The senator broke the news to the Inquirer in a chance interview at a food market at Bonifacio Global City in Taguig City on Friday night, blending in with the crowd in a white tunic, jeans and espadrilles. She had no security men around, just her driver and assistant.

Legarda said she received Gore’s call at 4:30 p.m., a conversation meant to make up for a missed meeting in Paris. She said she was tied up with deliberations on the proposed 2016 budget, as the chamber’s finance committee chair.

“It really was about the trip and how I, as global champion of the UN, can work together with him for the world,” Legarda said animatedly.

Gore’s Philippine volunteers had reached out to her six months ago, seeking help to organize the former US official’s Manila visit, where he intends to give youth training on climate change.

The lawmaker is chair of the Senate committees on climate change and environment and natural resources. She authored the law that created the Philippines’ Climate Change Commission.

She said Gore’s associate, Australia-based conservationist Don Henry, flew to Manila a month ago to discuss the visit.

Gore’s Climate Reality Leadership Corps training aims to bring together select individuals who are “committed to addressing the impacts of climate change and implementing solutions that will define us to future generations,” according to the project’s website (www.climaterealitytraining.org).

On his Manila stop, “he wants to engage the youth,” Legarda said.

Tentatively, those interested in participating would be asked to register online, and then later screened.
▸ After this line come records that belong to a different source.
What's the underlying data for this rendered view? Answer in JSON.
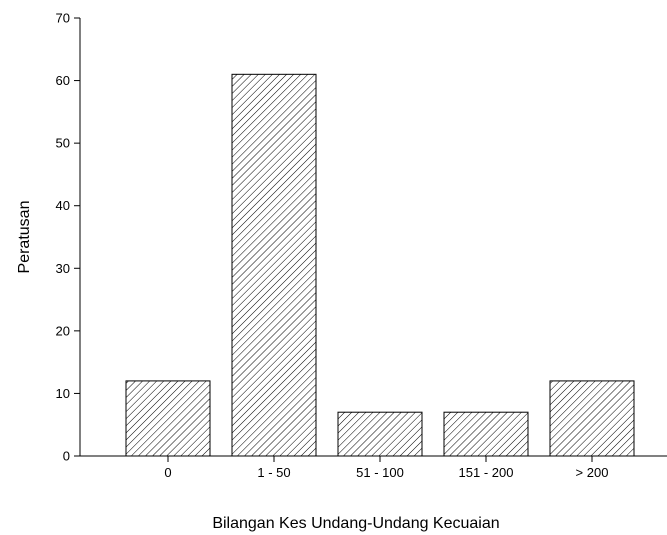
{
  "chart_data": {
    "type": "bar",
    "categories": [
      "0",
      "1 - 50",
      "51 - 100",
      "151 - 200",
      "> 200"
    ],
    "values": [
      12,
      61,
      7,
      7,
      12
    ],
    "title": "",
    "xlabel": "Bilangan Kes Undang-Undang Kecuaian",
    "ylabel": "Peratusan",
    "ylim": [
      0,
      70
    ],
    "yticks": [
      0,
      10,
      20,
      30,
      40,
      50,
      60,
      70
    ],
    "bar_fill": "diagonal-hatch",
    "bar_color": "#ffffff",
    "line_color": "#000000",
    "grid": false,
    "legend": "none"
  }
}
Details on the application process as well as the final dates for the Gore training will be announced later.

For Legarda, it would be the first time to formally meet Gore.

The senator, who has been earlier teased about the former US vice president, was seated beside Gore during his June 8, 2010, lecture on climate change in Manila.
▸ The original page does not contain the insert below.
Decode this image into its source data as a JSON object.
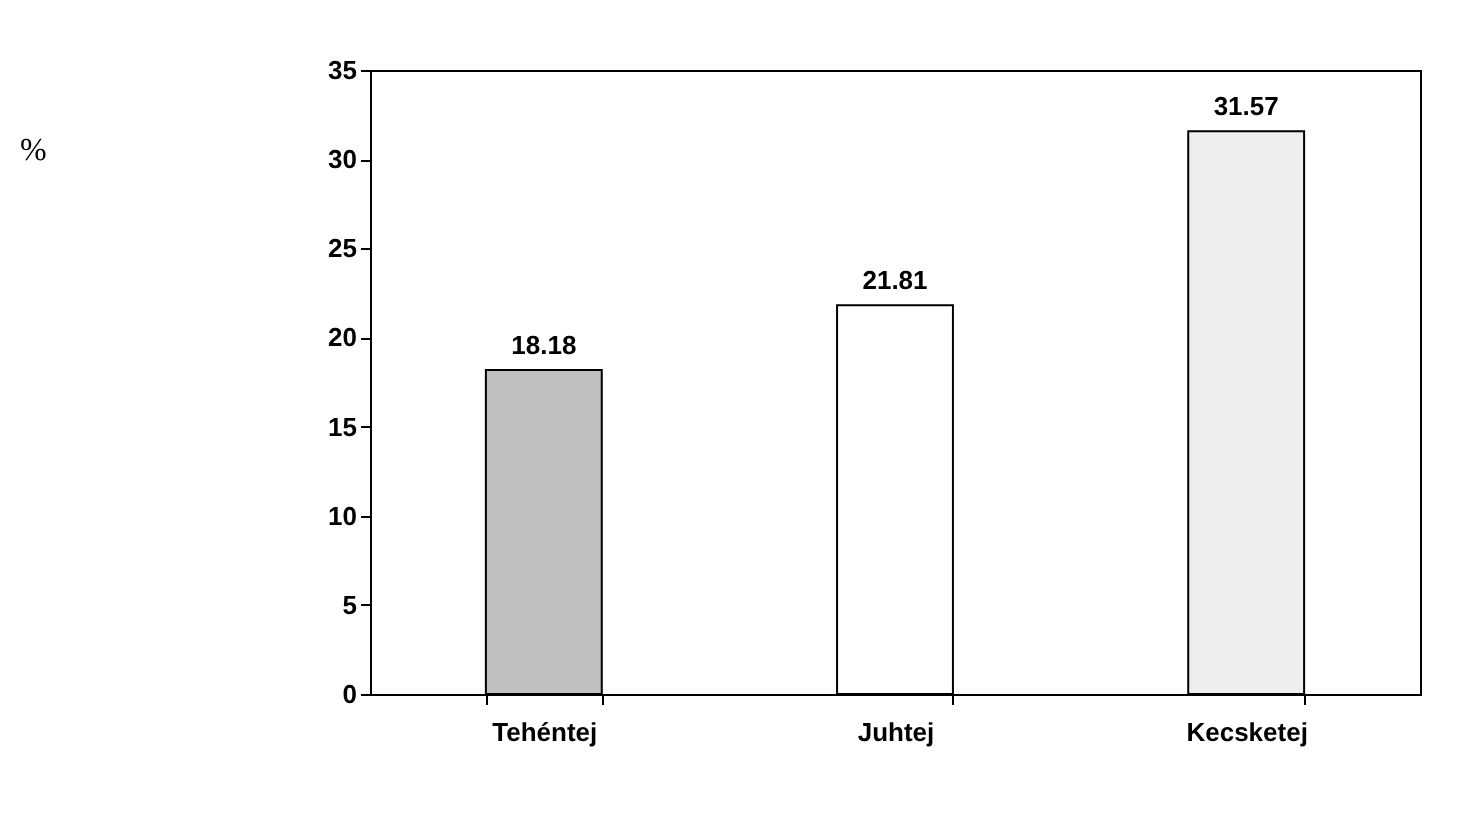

But the lawmaker doubts he would remember her, joking while feigning a sad face: “I was a losing vice presidential candidate then, I had just cut my hair and I was depressed.”

“I’m not just looking at the trip in March. I don’t want to sound presumptuous but I’m looking toward a long-term engagement,” she said, catching herself and clarifying that she meant the professional kind.

“[It’s a] long-term engagement on how I, as an Asian, in the most vulnerable region, in the third most vulnerable nation in the world, and he, as a former [US] vice president and Nobel laureate who has been to Antarctica and all that, how we can work together,” she said.

A beaming Legarda recalled Gore’s call Thursday and how he commended her efforts. “How heartwarming! He said, ‘I’ve heard so much about all the good work you’ve been doing for the country and the world.’ It got me teary-eyed,” Legarda said.